Traitée de tous les noms par Trump, Harris lui riposte!
A deux semaines de la présidentielle américaine, tous les coups semblent en effet permis. Devenue sexagénaire dimanche 20 octobre, Kamala Harris a accusé Donald Trump d'”avilir” la fonction de président des États-Unis après que l’ex-chef d’État l’a qualifiée la veille de “vice-présidente de me…” lors d’un meeting de campagne.
“Le président des États-Unis doit définir un standard, non seulement pour notre nation, mais aussi pour (…) le rôle que joue notre nation dans le monde”, a-t-elle précisé lors d’une interview sur MSNBC.
Le comportement de “mon opposant, un ancien président des États-Unis, avilit vraiment la fonction présidentielle”, a-t-elle encore lancé, selon BFMTV.
“Autorité méritée” et légitimité”
Interrogée sur sa façon de gérer les insultes quotidiennes de son adversaire républicain, la candidate démocrate a insisté sur l’importance de la fonction présidentielle américaine au-delà de Washington.
“Quand on représente les États-Unis d’Amérique, on entre dans des salles du monde entier avec l’autorité méritée et la légitimité pour parler de l’importance de la démocratie et de l’État de droit”, a-t-elle détaillé.
Samedi, Donald Trump a encouragé ses électeurs à exprimer leur mécontentement contre le gouvernement actuel en des termes orduriers.
“Vous devez dire à Kamala Harris que vous en avez assez, que vous n’en pouvez plus. (…) Tu es une vice-présidente de me…, la pire vice-présidente, Kamala, tu es virée. Dégage d’ici, Fous l’camp”, a-t-il lancé à la foule à Latrobe, en Pennsylvanie.

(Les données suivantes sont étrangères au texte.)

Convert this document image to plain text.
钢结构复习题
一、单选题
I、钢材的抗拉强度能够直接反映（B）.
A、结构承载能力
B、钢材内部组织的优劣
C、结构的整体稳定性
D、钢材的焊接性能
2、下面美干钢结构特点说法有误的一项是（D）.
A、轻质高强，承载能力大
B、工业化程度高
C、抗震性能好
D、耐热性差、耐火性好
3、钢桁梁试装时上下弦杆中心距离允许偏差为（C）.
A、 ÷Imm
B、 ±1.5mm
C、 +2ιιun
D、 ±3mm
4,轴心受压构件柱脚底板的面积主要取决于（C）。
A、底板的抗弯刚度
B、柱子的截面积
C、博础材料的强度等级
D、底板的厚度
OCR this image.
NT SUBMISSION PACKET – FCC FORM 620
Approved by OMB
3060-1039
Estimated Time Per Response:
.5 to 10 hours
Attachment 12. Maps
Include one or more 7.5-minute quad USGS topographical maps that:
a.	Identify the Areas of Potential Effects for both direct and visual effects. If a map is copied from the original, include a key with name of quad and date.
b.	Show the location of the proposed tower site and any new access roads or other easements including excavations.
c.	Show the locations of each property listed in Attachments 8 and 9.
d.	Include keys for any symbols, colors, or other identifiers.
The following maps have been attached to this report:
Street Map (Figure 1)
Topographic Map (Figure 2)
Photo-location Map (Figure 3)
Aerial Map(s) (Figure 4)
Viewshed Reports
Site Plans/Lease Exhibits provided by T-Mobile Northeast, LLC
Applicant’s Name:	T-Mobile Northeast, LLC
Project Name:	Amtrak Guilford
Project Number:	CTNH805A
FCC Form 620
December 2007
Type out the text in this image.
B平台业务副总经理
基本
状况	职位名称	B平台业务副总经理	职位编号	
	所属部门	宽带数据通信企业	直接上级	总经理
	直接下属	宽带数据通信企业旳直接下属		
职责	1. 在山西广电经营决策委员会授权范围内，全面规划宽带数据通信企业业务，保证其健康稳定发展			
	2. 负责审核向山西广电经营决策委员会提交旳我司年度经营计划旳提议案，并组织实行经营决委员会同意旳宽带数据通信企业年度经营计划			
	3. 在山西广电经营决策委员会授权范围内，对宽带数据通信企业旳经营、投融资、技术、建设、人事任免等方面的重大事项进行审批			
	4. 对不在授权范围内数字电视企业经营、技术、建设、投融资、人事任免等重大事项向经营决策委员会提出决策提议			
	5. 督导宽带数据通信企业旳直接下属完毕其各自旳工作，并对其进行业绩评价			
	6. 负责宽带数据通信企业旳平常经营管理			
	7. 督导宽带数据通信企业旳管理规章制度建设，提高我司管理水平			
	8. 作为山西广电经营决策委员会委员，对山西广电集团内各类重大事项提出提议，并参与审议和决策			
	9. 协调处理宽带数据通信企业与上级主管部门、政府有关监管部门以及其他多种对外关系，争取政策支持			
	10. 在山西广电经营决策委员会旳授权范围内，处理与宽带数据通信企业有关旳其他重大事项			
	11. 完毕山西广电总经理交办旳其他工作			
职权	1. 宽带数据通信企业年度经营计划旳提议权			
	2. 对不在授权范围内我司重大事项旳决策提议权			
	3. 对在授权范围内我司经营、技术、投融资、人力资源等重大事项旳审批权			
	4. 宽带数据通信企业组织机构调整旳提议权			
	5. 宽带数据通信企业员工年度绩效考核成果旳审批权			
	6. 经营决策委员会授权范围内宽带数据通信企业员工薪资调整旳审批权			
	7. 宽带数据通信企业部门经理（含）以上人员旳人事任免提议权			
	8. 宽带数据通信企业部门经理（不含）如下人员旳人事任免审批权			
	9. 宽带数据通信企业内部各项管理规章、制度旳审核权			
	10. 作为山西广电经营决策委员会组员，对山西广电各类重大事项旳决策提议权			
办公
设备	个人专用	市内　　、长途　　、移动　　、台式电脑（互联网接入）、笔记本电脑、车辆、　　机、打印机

Donald Trump enchaîne les long discours où il critique et insulte, pêle-mêle, sa rivale, le gouvernement actuel, la presse et les migrants.
“Donald Trump ne devrait plus jamais se tenir derrière le sceau du président des États-Unis. Il n’a pas mérité ce droit”, a-t-elle conclu sur la question des insultes grossières pendant l’interview.